Furlong wrote to VANOC staff  “[I]mbedded [sic] in this note (cryptic as it may be) is a warning that the track is in their view too fast and someone could get badly hurt. An athlete gets badly injured or worse and I think the case could be made we were warned and did nothing…. I’m not sure where the exit sign or way out is on this. Our legal guys should review at least.” Yet when Georgian luger Nodar Kumaritashvili died, Furlong is quoted as saying, “It’s not something I prepared for, or ever thought I would have to be prepared for.”

In Patriot Hearts, which came out before the above email was public, Furlong wrote, "Never in our wildest dreams did we imagine the death of an athlete on Opening Day.”

To this day, no one is allowed to use the men’s starting gate on the luge track. The track is located in Whistler, 150 km north of Vancouver. But Furlong appears to have moved on from the scandal surrounding it. He has been named as the Chair of Whistler-Blackcomb’s Corporate Governance Committee. Whistler-Blackcomb is the massive resort/ski area located at Whistler.

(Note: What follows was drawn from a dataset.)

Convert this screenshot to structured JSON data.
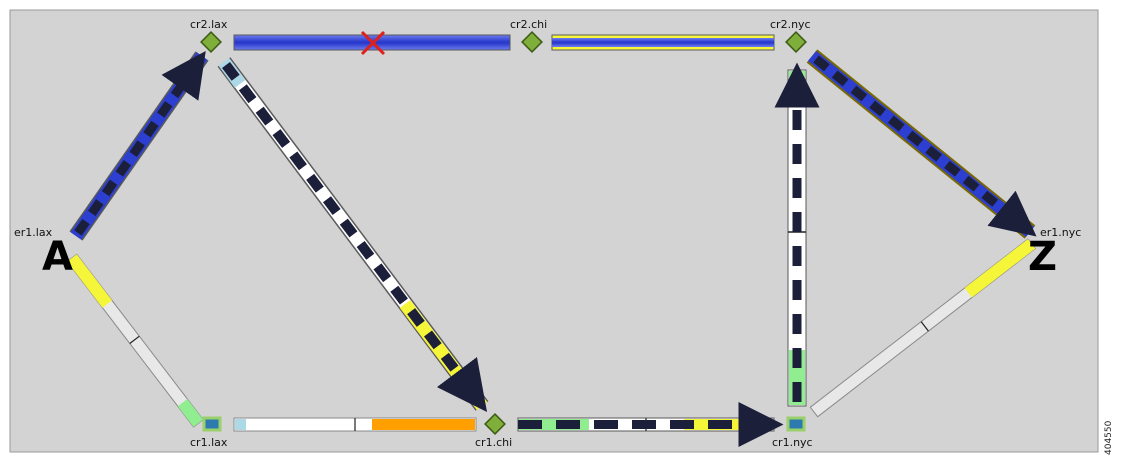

In November, VANOC paid them $32.1 million in “make whole” compensation, after the resort argued that the Olympics had hurt business. Most recently he has also been made a director of Rocky Mountain Railtours, the luxury rail company whose train makes the run to Whistler. While environmentalists argued for this rail line to be a dedicated transportation route during the Games, VANOC chose a widened highway and vehicles instead. Rail use was restricted to Rocky Mountain Tours who rented out the train to politicians who met with corporate leaders on their way to Whistler. John Furlong certainly has come a long way since his first missionary position.